Works
biography

John Chamberlain attended the Art Institute of Chicago and Black Mountain College where he studied poetry and sculpture during the early to mid-1950s. He is deemed one of the most prominent three-dimensional Abstract Expressionists of the twentieth century. Chamberlain is renowned for his metal sculptures, constructed from discarded automobile-body parts and other industrial debris that he began creating in the late 1950s.  Reminiscent of the consumerist characteristic Pop Art, but also distinctive tenets of Minimalism and Process Art. Chamberlain oeuvre was inspired by his time spent in the US Navy as a seaman (first class) during World War Two, specifically his time spent on aircraft carrier. In 1966 and 1977 Chamberlain received the John Simon Guggenheim Memorial Foundation Fellowship.
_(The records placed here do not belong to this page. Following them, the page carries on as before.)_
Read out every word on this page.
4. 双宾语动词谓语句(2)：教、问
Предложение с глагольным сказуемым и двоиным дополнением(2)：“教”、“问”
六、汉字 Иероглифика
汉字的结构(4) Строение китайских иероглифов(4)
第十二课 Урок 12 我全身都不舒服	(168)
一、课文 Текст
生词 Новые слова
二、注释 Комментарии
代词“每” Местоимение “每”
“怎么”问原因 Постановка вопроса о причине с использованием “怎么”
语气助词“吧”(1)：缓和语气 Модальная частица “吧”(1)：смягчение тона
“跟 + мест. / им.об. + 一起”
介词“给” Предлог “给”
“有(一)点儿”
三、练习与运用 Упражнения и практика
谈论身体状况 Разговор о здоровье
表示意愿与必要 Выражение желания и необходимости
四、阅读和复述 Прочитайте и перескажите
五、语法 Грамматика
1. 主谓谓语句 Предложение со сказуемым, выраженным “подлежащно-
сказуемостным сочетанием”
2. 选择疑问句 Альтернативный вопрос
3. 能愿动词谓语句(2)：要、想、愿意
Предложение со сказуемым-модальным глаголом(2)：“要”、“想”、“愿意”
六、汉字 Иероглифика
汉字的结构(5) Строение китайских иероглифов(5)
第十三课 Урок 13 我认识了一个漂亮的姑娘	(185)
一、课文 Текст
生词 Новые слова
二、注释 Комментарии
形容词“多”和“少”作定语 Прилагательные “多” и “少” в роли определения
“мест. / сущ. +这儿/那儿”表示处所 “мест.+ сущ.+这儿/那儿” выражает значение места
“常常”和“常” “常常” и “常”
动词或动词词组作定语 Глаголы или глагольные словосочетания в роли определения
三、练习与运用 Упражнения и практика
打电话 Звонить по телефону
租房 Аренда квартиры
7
He also represented the United States at La Biennale di Venezia in 1964 and was awarded the Lifetime Achievement Award in Contemporary Sculpture from the International Sculpture Center in Hamilton in 1993. Chamberlain’s work is included in numerous international public collections, including the Dallas Museum of Art in Dallas, The Detroit Institute of Arts in Detroit, Moderna Museet in Stockholm, Museum Ludwig in Cologne, The Museum of Modern Art in New York, Tate Gallery in London, and Whitney Museum of American Art in New York.